For the longest time we believed that glaucoma was primarily a pressure disease. If the intro-ocular pressure was too high, it would damage the nerve and cause vision loss. The current belief is that pressure is not the defining factor in glaucoma. Patients can have low or normal pressure and still have glaucoma, whereas some could have high pressure and not have glaucoma. The concern is the optic nerve. If there is a progressive decline in tissue, then that is indicative of glaucoma. This is why we evaluate eye pressure and the optic nerve appearance in every annual examination of every patient.
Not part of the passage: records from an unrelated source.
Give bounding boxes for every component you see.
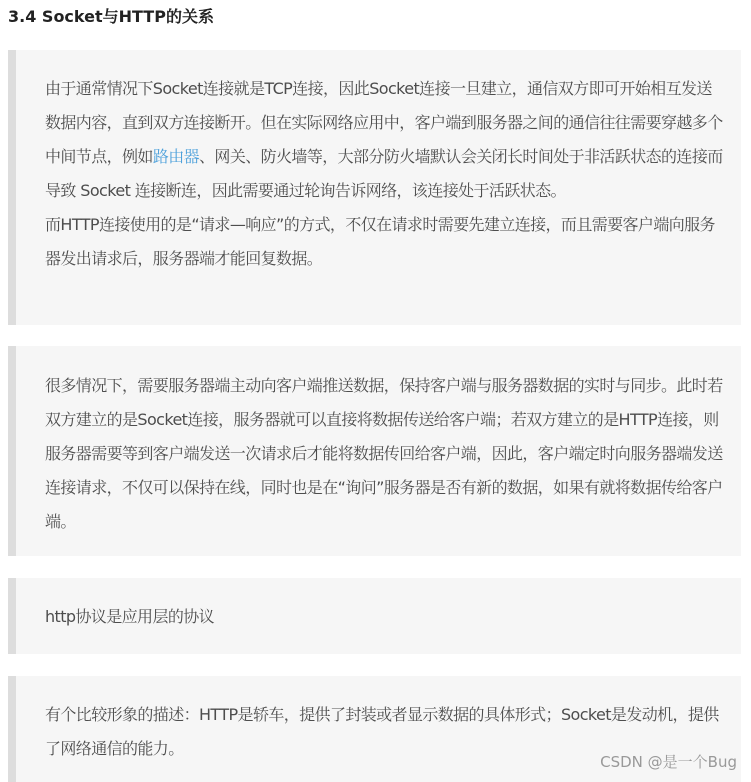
paragraph-socket-connection [45, 72, 723, 208]
router-link[interactable]: 路由器 [152, 147, 200, 166]
section-title: 3.4 Socket与HTTP的关系 [8, 7, 214, 26]
paragraph-analogy: 有个比较形象的描述：HTTP是轿车，提供了封装或者显示数据的具体形式；Socket是发动机，提供了网络通信的能力。 [45, 705, 719, 758]
paragraph-server-push: 很多情况下，需要服务器端主动向客户端推送数据，保持客户端与服务器数据的实时与同步。此时若双方建立的是Socket连接，服务器就可以直接将数据传送给客户端；若双方建立的是HTTP连接，则服务器需要等到客户端发送一次请求后才能将数据传回给客户端，因此，客户端定时向服务器端发送连接请求，不仅可以保持在线，同时也是在“询问”服务器是否有新的数据，如果有就将数据传给客户端。 [45, 376, 723, 531]
paragraph-http-layer: http协议是应用层的协议 [45, 607, 215, 626]
paragraph-text: 、网关、防火墙等，大部分防火墙默认会关闭长时间处于非活跃状态的连接而导致 Socket 连接断连，因此需要通过轮询告诉网络，该连接处于活跃状态。 [45, 147, 723, 200]
blockquote-server-push [8, 346, 741, 556]
blockquote-socket-tcp [8, 50, 741, 325]
paragraph-text: 由于通常情况下Socket连接就是TCP连接，因此Socket连接一旦建立，通信双方即可开始相互发送数据内容，直到双方连接断开。但在实际网络应用中，客户端到服务器之间的通信往往需要穿越多个中间节点，例如 [45, 79, 723, 166]
paragraph-http-request-response: 而HTTP连接使用的是“请求—响应”的方式，不仅在请求时需要先建立连接，而且需要客户端向服务器发出请求后，服务器端才能回复数据。 [45, 215, 715, 268]
csdn-watermark: CSDN @是一个Bug [600, 753, 737, 771]
blockquote-http-layer [8, 578, 741, 654]
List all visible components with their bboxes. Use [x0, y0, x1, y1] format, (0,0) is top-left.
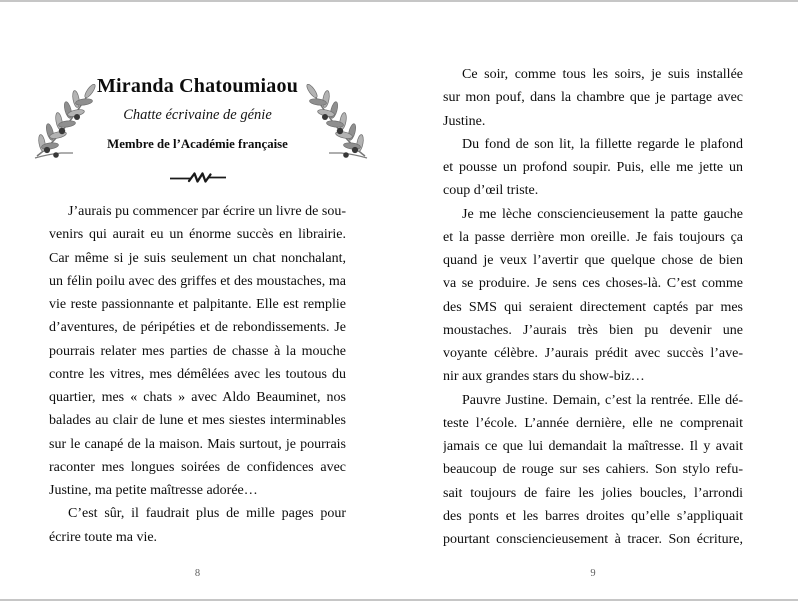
- text-line: Du fond de son lit, la fillette regarde le plafond: [462, 136, 743, 152]
- squiggle-divider-icon: [49, 170, 346, 190]
- text-line: moustaches. J’aurais très bien pu devenir une: [443, 322, 743, 338]
- text-line: sur mon pouf, dans la chambre que je partage avec: [443, 90, 743, 106]
- text-line: sait toujours de faire les jolies boucles, l’arrondi: [443, 485, 743, 501]
- text-line: sur le canapé de la maison. Mais surtout, je pourrais: [49, 436, 346, 452]
- text-line: des ponts et les barres droites qu’elle s’appliquait: [443, 508, 743, 524]
- right-page: [399, 0, 798, 601]
- text-line: raconter mes longues soirées de confidences avec: [49, 459, 346, 475]
- text-line: Ce soir, comme tous les soirs, je suis installée: [462, 67, 743, 82]
- author-affiliation: Membre de l’Académie française: [107, 137, 288, 151]
- text-line: Pauvre Justine. Demain, c’est la rentrée. Elle dé-: [462, 392, 743, 408]
- text-line: va se produire. Je sens ces choses-là. C’est comme: [443, 276, 743, 292]
- text-line: jamais ce que lui demandait la maîtresse. Il y avait: [443, 439, 743, 454]
- text-line: et pousse un profond soupir. Puis, elle me jette un: [443, 160, 743, 175]
- text-line: Je me lèche consciencieusement la patte gauche: [462, 206, 743, 222]
- left-page-number: 8: [194, 568, 201, 579]
- text-line: contre les vitres, mes démêlées avec les toutous du: [49, 366, 346, 382]
- text-line: Justine.: [443, 113, 486, 129]
- text-line: balades au clair de lune et mes siestes interminables: [49, 413, 346, 429]
- text-line: d’aventures, de péripéties et de rebondissements. Je: [49, 320, 346, 336]
- left-page-text: [49, 200, 346, 549]
- text-line: beaucoup de rouge sur ses cahiers. Son stylo refu-: [443, 462, 743, 478]
- text-line: nir aux grandes stars du show-biz…: [443, 369, 645, 385]
- author-name: Miranda Chatoumiaou: [96, 75, 299, 97]
- text-line: des SMS qui seraient directement captés par mes: [443, 299, 743, 315]
- text-line: pourtant consciencieusement à tracer. Son écriture,: [443, 532, 743, 547]
- text-line: pourrais relater mes parties de chasse à la mouche: [49, 343, 346, 359]
- text-line: Car même si je suis seulement un chat nonchalant,: [49, 250, 346, 266]
- text-line: teste l’école. L’année dernière, elle ne comprenait: [443, 415, 743, 431]
- text-line: un félin poilu avec des griffes et des moustaches, ma: [49, 273, 346, 289]
- text-line: venirs qui aurait eu un énorme succès en librairie.: [49, 227, 346, 243]
- text-line: coup d’œil triste.: [443, 183, 539, 199]
- text-line: quand je veux l’avertir que quelque chose de bien: [443, 253, 743, 268]
- text-line: et la passe derrière mon oreille. Je fais toujours ça: [443, 229, 743, 245]
- text-line: voyante célèbre. J’aurais prédit avec succès l’ave-: [443, 346, 743, 361]
- text-line: écrire toute ma vie.: [49, 529, 158, 545]
- text-line: J’aurais pu commencer par écrire un livre de sou-: [68, 204, 346, 219]
- chapter-header: [49, 75, 346, 152]
- text-line: quartier, mes « chats » avec Aldo Beauminet, nos: [49, 390, 346, 405]
- text-line: C’est sûr, il faudrait plus de mille pages pour: [68, 506, 346, 522]
- text-line: vie reste passionnante et palpitante. Elle est remplie: [49, 297, 346, 312]
- right-page-text: [443, 63, 743, 551]
- right-page-number: 9: [590, 568, 596, 579]
- text-line: Justine, ma petite maîtresse adorée…: [49, 483, 258, 498]
- author-subtitle: Chatte écrivaine de génie: [123, 107, 272, 123]
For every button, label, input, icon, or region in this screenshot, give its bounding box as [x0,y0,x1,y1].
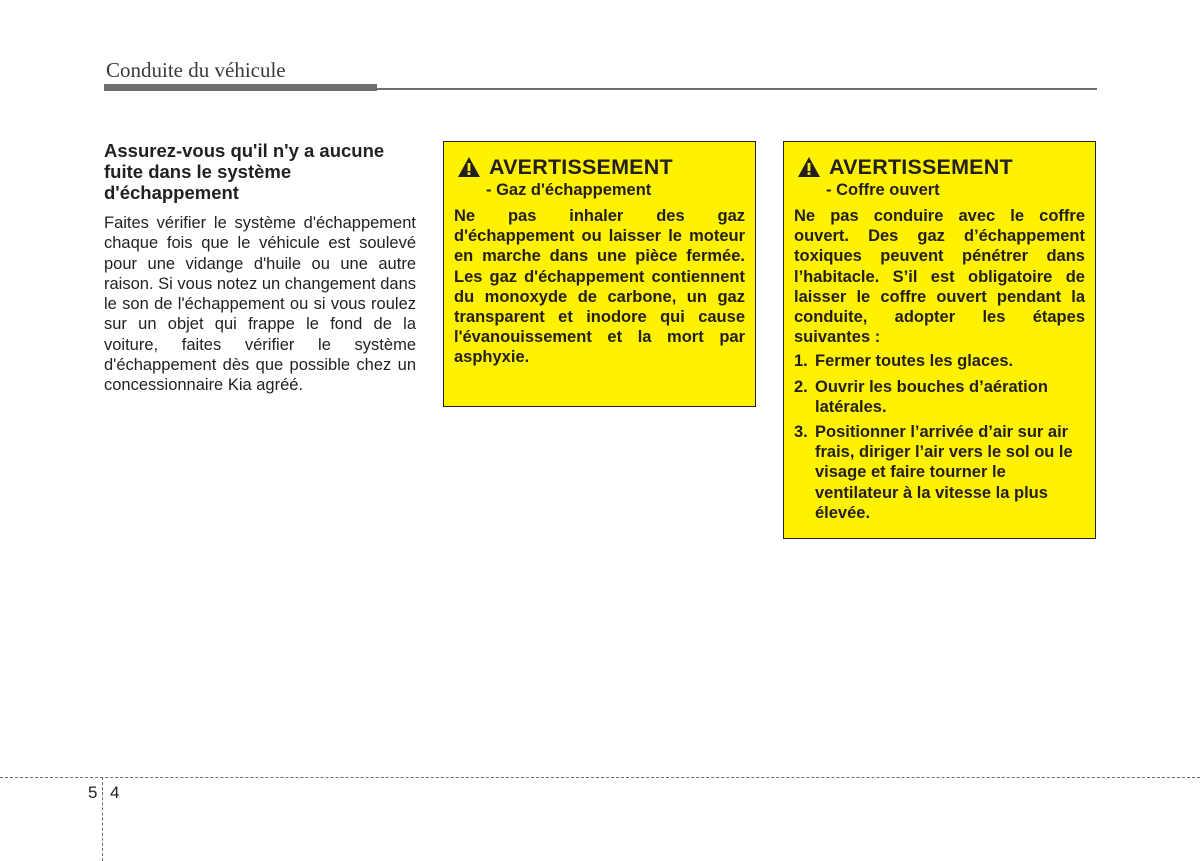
footer-vertical-divider [102,777,103,861]
step-number: 2. [794,377,808,396]
warning-body: Ne pas inhaler des gaz d'échappement ou laisser le moteur en marche dans une pièce fermée. Les gaz d'échappement contiennent du monoxyde de carbone, un gaz transparent et inodore qui cause l'évanouissement et la mort par asphyxie. [454,207,745,367]
step-number: 1. [794,352,808,371]
warning-triangle-icon [457,156,481,178]
page-header-title: Conduite du véhicule [106,58,286,82]
list-item [794,377,1085,417]
warning-box-open-trunk [783,141,1096,539]
page-number: 4 [110,783,120,802]
warning-box-exhaust-gas [443,141,756,407]
list-item [794,422,1085,523]
chapter-number: 5 [88,783,98,802]
warning-header [457,154,745,180]
step-text: Ouvrir les bouches d’aération latérales. [815,377,1048,416]
warning-title: AVERTISSEMENT [829,155,1013,179]
footer-divider [0,777,1200,778]
exhaust-leak-section [104,140,416,396]
header-rule-thick [104,84,377,91]
section-heading: Assurez-vous qu'il n'y a aucune fuite dans le système d'échappement [104,140,385,203]
step-number: 3. [794,423,808,442]
warning-body: Ne pas conduire avec le coffre ouvert. Des gaz d’échappement toxiques peuvent pénétrer dans l’habitacle. S’il est obligatoire de laisser le coffre ouvert pendant la conduite, adopter les étapes suivantes : [794,207,1085,347]
warning-steps-list [794,351,1085,523]
warning-title: AVERTISSEMENT [489,155,673,179]
warning-subtitle: - Gaz d'échappement [486,181,652,199]
warning-header [797,154,1085,180]
step-text: Positionner l’arrivée d’air sur air frais, diriger l’air vers le sol ou le visage et faire tourner le ventilateur à la vitesse la plus élevée. [815,423,1073,522]
header-rule-thin [377,88,1097,90]
step-text: Fermer toutes les glaces. [815,352,1014,371]
warning-subtitle: - Coffre ouvert [826,181,940,199]
warning-triangle-icon [797,156,821,178]
section-body: Faites vérifier le système d'échappement chaque fois que le véhicule est soulevé pour une vidange d'huile ou une autre raison. Si vous notez un changement dans le son de l'échappement ou si vous roulez sur un objet qui frappe le fond de la voiture, faites vérifier le système d'échappement dès que possible chez un concessionnaire Kia agréé. [104,214,416,395]
list-item [794,351,1085,371]
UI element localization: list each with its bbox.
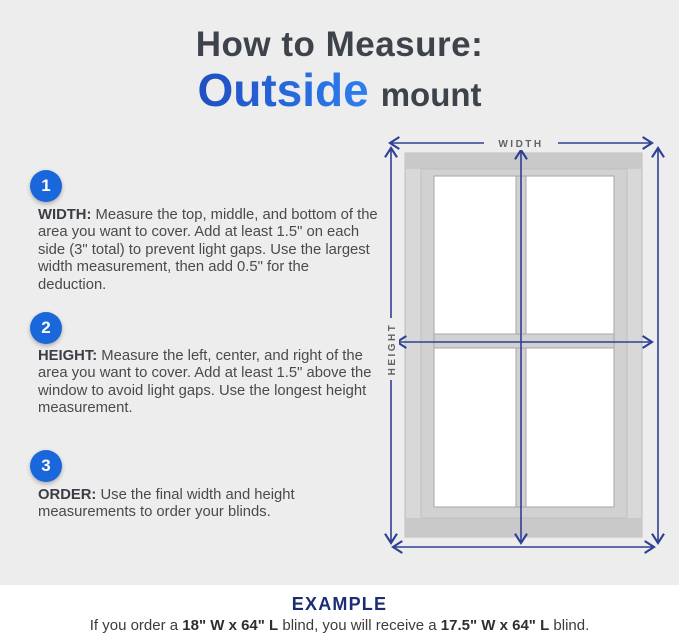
- window-illustration: [405, 153, 642, 537]
- width-label: WIDTH: [498, 139, 544, 150]
- step-3-label: ORDER:: [38, 487, 97, 503]
- title-line1: How to Measure:: [195, 25, 484, 64]
- example-middle: blind, you will receive a: [278, 617, 441, 634]
- height-label: HEIGHT: [387, 322, 398, 376]
- example-ordered-size: 18" W x 64" L: [182, 617, 279, 634]
- window-middle-rail: [434, 334, 614, 348]
- title-highlight-outside: Outside: [197, 63, 369, 116]
- step-2-badge: [30, 312, 62, 344]
- step-3-badge: [30, 450, 62, 482]
- example-strip: [0, 585, 679, 644]
- step-3-number: 3: [41, 456, 51, 475]
- window-measurement-diagram: [378, 134, 679, 564]
- example-heading: EXAMPLE: [291, 594, 388, 614]
- step-1-badge: [30, 170, 62, 202]
- example-sentence: [0, 617, 679, 634]
- step-3-text: [38, 487, 380, 522]
- step-1-label: WIDTH:: [38, 207, 92, 223]
- step-1-body: Measure the top, middle, and bottom of the area you want to cover. Add at least 1.5" on each side (3" total) to prevent light gaps. Use the largest width measurement, then add 0.5" for the deduction.: [38, 207, 378, 293]
- step-2-number: 2: [41, 318, 51, 337]
- title-line2: [0, 63, 679, 116]
- example-prefix: If you order a: [89, 617, 183, 634]
- page-title: [0, 27, 679, 114]
- step-1-text: [38, 207, 380, 294]
- title-mount: mount: [380, 75, 482, 113]
- step-2-body: Measure the left, center, and right of the area you want to cover. Add at least 1.5" above the window to avoid light gaps. Use the longest height measurement.: [38, 348, 372, 417]
- step-1-number: 1: [41, 176, 51, 195]
- window-head-bar: [405, 153, 642, 169]
- step-2-label: HEIGHT:: [38, 348, 98, 364]
- window-sill: [405, 518, 642, 537]
- step-3-body: Use the final width and height measurements to order your blinds.: [38, 487, 295, 521]
- example-suffix: blind.: [549, 617, 590, 634]
- example-received-size: 17.5" W x 64" L: [440, 617, 550, 634]
- step-2-text: [38, 348, 380, 418]
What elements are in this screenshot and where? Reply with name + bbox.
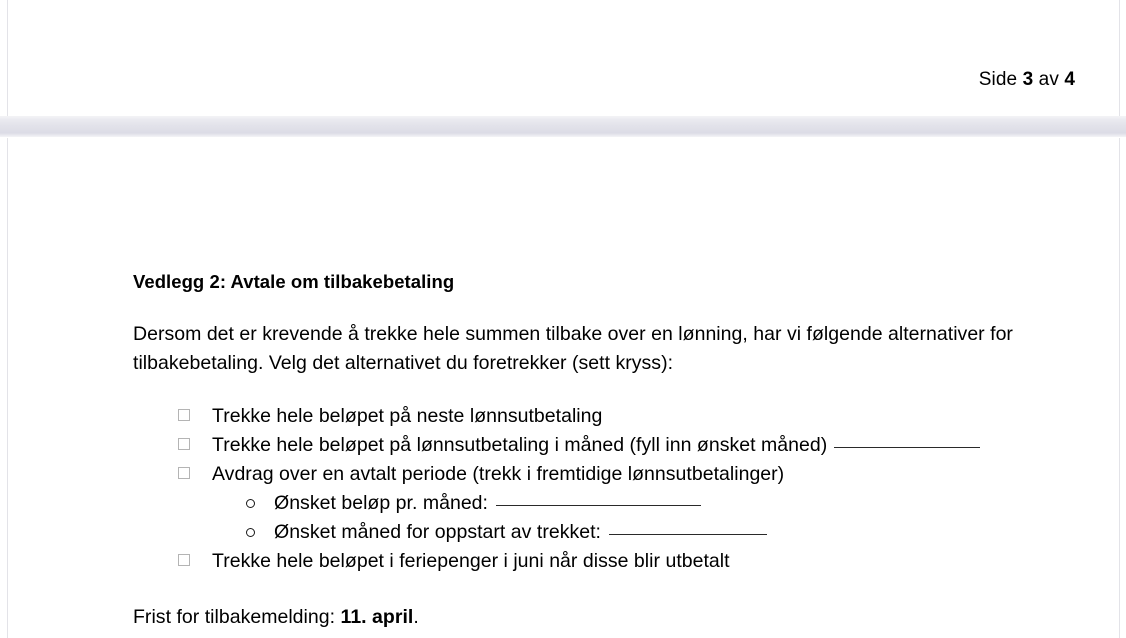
page-separator	[0, 116, 1126, 138]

Glaucoma is one of the leading causes of blindness in adults age 60 and over, but it can occur at any age. Vision loss progresses as the damage to the optic nerve progresses. Permanent vision loss will happen if glaucoma is not treated and the progressive damage is not halted.
Prevention of glaucoma or at least slowing its progression is essential in avoiding vision loss. If you are at a higher risk of developing glaucoma, regular dilated exams or optomap scans are needed. Taking any prescribed medication is critical if you have been diagnosed with glaucoma. You should also find out your family’s eye health history, as glaucoma can be hereditary. Other health conditions can predispose patients to develop glaucoma, such as diabetes, high blood pressure, heart disease, or sickle cell anemia.